Studio album by 38 Special
- Released: 1982
- Recorded: 1981
- Studios: Studio One; Doraville, Georgia;
- Genres: Southern rock; pop rock; hard rock;
- Length: 39:57
- Label: A&M
- Producers: Don Barnes; Jeff Carlisi; Rodney Mills;

38 Special chronology
| Wild-Eyed Southern Boys (1981) | Special Forces (1982) | Tour de Force (1983) |

= Special Forces (38 Special album) =

Special Forces is the fifth studio album by American rock band 38 Special, released in 1982 by A&M Records. The band embarked on the Special Forces Tour to support the album.

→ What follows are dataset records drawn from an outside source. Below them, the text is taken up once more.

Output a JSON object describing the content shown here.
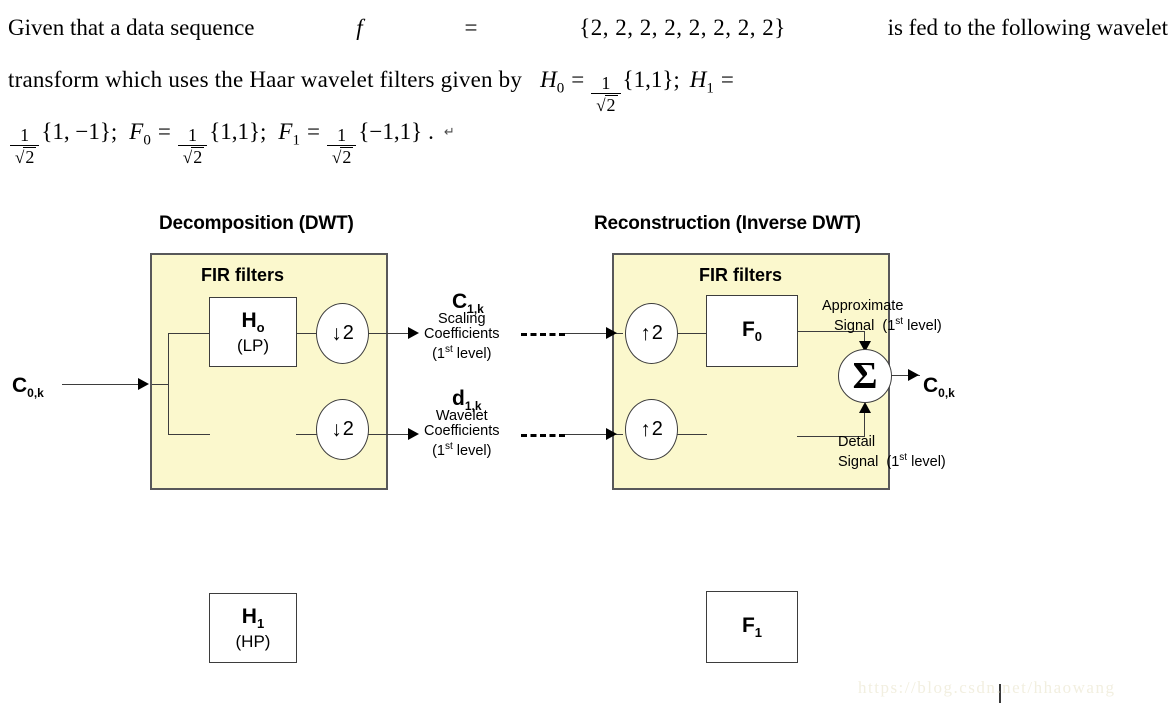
{
  "problem": {
    "line1_a": "Given  that  a  data  sequence",
    "line1_f": "f",
    "line1_eq": "=",
    "line1_seq": "{2, 2, 2, 2, 2, 2, 2, 2}",
    "line1_b": "is  fed  to  the  following  wavelet",
    "line2_a": "transform   which   uses   the   Haar   wavelet   filters   given   by",
    "line2_h0": "H",
    "line2_h0_sub": "0",
    "line2_eq1": "=",
    "line2_frac_num": "1",
    "line2_frac_den_radicand": "2",
    "line2_set1": "{1,1};",
    "line2_h1": "H",
    "line2_h1_sub": "1",
    "line2_eq2": "=",
    "line3_set_h1": "{1, −1};",
    "line3_f0": "F",
    "line3_f0_sub": "0",
    "line3_eq1": "=",
    "line3_set_f0": "{1,1};",
    "line3_f1": "F",
    "line3_f1_sub": "1",
    "line3_eq2": "=",
    "line3_set_f1": "{−1,1}",
    "line3_period": ".",
    "line3_return_char": "↵",
    "sqrt_symbol": "√",
    "radicand": "2",
    "fraction_numerator": "1"
  },
  "diagram": {
    "titles": {
      "decomposition": "Decomposition (DWT)",
      "reconstruction": "Reconstruction (Inverse DWT)"
    },
    "fir_label_left": "FIR filters",
    "fir_label_right": "FIR filters",
    "filters": {
      "h0": {
        "main": "H",
        "sub": "o",
        "type": "(LP)"
      },
      "h1": {
        "main": "H",
        "sub": "1",
        "type": "(HP)"
      },
      "f0": {
        "main": "F",
        "sub": "0"
      },
      "f1": {
        "main": "F",
        "sub": "1"
      }
    },
    "samplers": {
      "down_top": {
        "arrow": "↓",
        "factor": "2"
      },
      "down_bottom": {
        "arrow": "↓",
        "factor": "2"
      },
      "up_top": {
        "arrow": "↑",
        "factor": "2"
      },
      "up_bottom": {
        "arrow": "↑",
        "factor": "2"
      }
    },
    "summation_symbol": "Σ",
    "input_label": {
      "main": "C",
      "sub": "0,k"
    },
    "output_label": {
      "main": "C",
      "sub": "0,k"
    },
    "scaling": {
      "symbol_main": "C",
      "symbol_sub": "1,k",
      "line1": "Scaling",
      "line2": "Coefficients",
      "line3_pre": "(1",
      "line3_sup": "st",
      "line3_post": " level)"
    },
    "wavelet": {
      "symbol_main": "d",
      "symbol_sub": "1,k",
      "line1": "Wavelet",
      "line2": "Coefficients",
      "line3_pre": "(1",
      "line3_sup": "st",
      "line3_post": " level)"
    },
    "approximate_signal": {
      "line1": "Approximate",
      "line2": "Signal",
      "level_pre": "(1",
      "level_sup": "st",
      "level_post": " level)"
    },
    "detail_signal": {
      "line1": "Detail",
      "line2": "Signal",
      "level_pre": "(1",
      "level_sup": "st",
      "level_post": " level)"
    },
    "colors": {
      "panel_fill": "#fbf8cd",
      "panel_border": "#58585a",
      "block_border": "#3d3d3d",
      "wire": "#3d3d3d"
    }
  },
  "watermark": "https://blog.csdn.net/hhaowang"
}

Special Forces peaked at number 10 on the Billboard Top LPs & Tape chart, making it the band's highest-charting studio album in the United States. Three of the four charted singles from the album were co-written with Survivor's Jim Peterik, including "Caught Up in You", the band's first top-ten hit on the Billboard Hot 100. A remastered CD, with three live bonus tracks, was reissued by Rock Candy Records in September 2023.

Professional ratings
Review scores
| Source | Rating |
| AllMusic | Star Half star |
| The Rolling Stone Album Guide | Star Half star |

==Track listing==
1. "Caught Up in You" (Don Barnes, Jeff Carlisi, Jim Peterik) - 4:37
2. "Back Door Stranger" (Carlisi, Larry Steele, Donnie Van Zant) - 4:38
3. "Back on the Track" (Carlisi, Steele, Van Zant) - 4:45
4. "Chain Lightnin'" (Barnes, Peterik, Van Zant) - 5:01
5. "Rough-Housin'" (Barnes, Steele, Van Zant) - 4:08
6. "You Keep Runnin' Away" (Barnes, Carlisi, Peterik) - 3:56
7. "Breakin' Loose" (Carlisi, Jack Grondin, Steele, Van Zant) - 3:32
8. "Take 'Em Out" (Barnes, Carlisi, Steele, Van Zant) - 4:07
9. "Firestarter" (Barnes, Steele, Van Zant) - 5:01

==Personnel==
- Donnie Van Zant - lead vocals (2, 3, 5, 7, 8, 9), backing vocals
- Don Barnes - guitar; lead vocals on tracks 1, 4, 5, 6, 8; backing vocals
- Jeff Carlisi - guitar, steel guitar
- Larry Junstrom - bass guitar
- Steve Brookins - drums
- Jack Grondin - drums

Additional personnel
- Terry Emery - percussion, piano
- Steve McRay - keyboards
- Jimmy Barnes - harmonica, harp
- Carol Bristow - vocals, backing vocals
- Lu Moss - vocals, backing vocals

Production
- Producers: Don Barnes, Jeff Carlisi, Rodney Mills
- Engineers: Rodney Mills, Greg Quesnel
- Art direction: Jeffrey Kent Ayeroff
- Design: Philip Gips
- Cover art concept: Philip Gips
- Cover art painting: Larry Gerber
- Mastering: Bob Ludwig

==Charts==

| Chart (1982) | Peak position |
|---|---|
| Canada Top Albums/CDs (RPM) | 40 |
| US Billboard 200 | 10 |

==Certifications==

| Region | Certification | Certified units/sales |
| United States (RIAA) | Platinum | 1,000,000^{^} |
^{^} Shipments figures based on certification alone.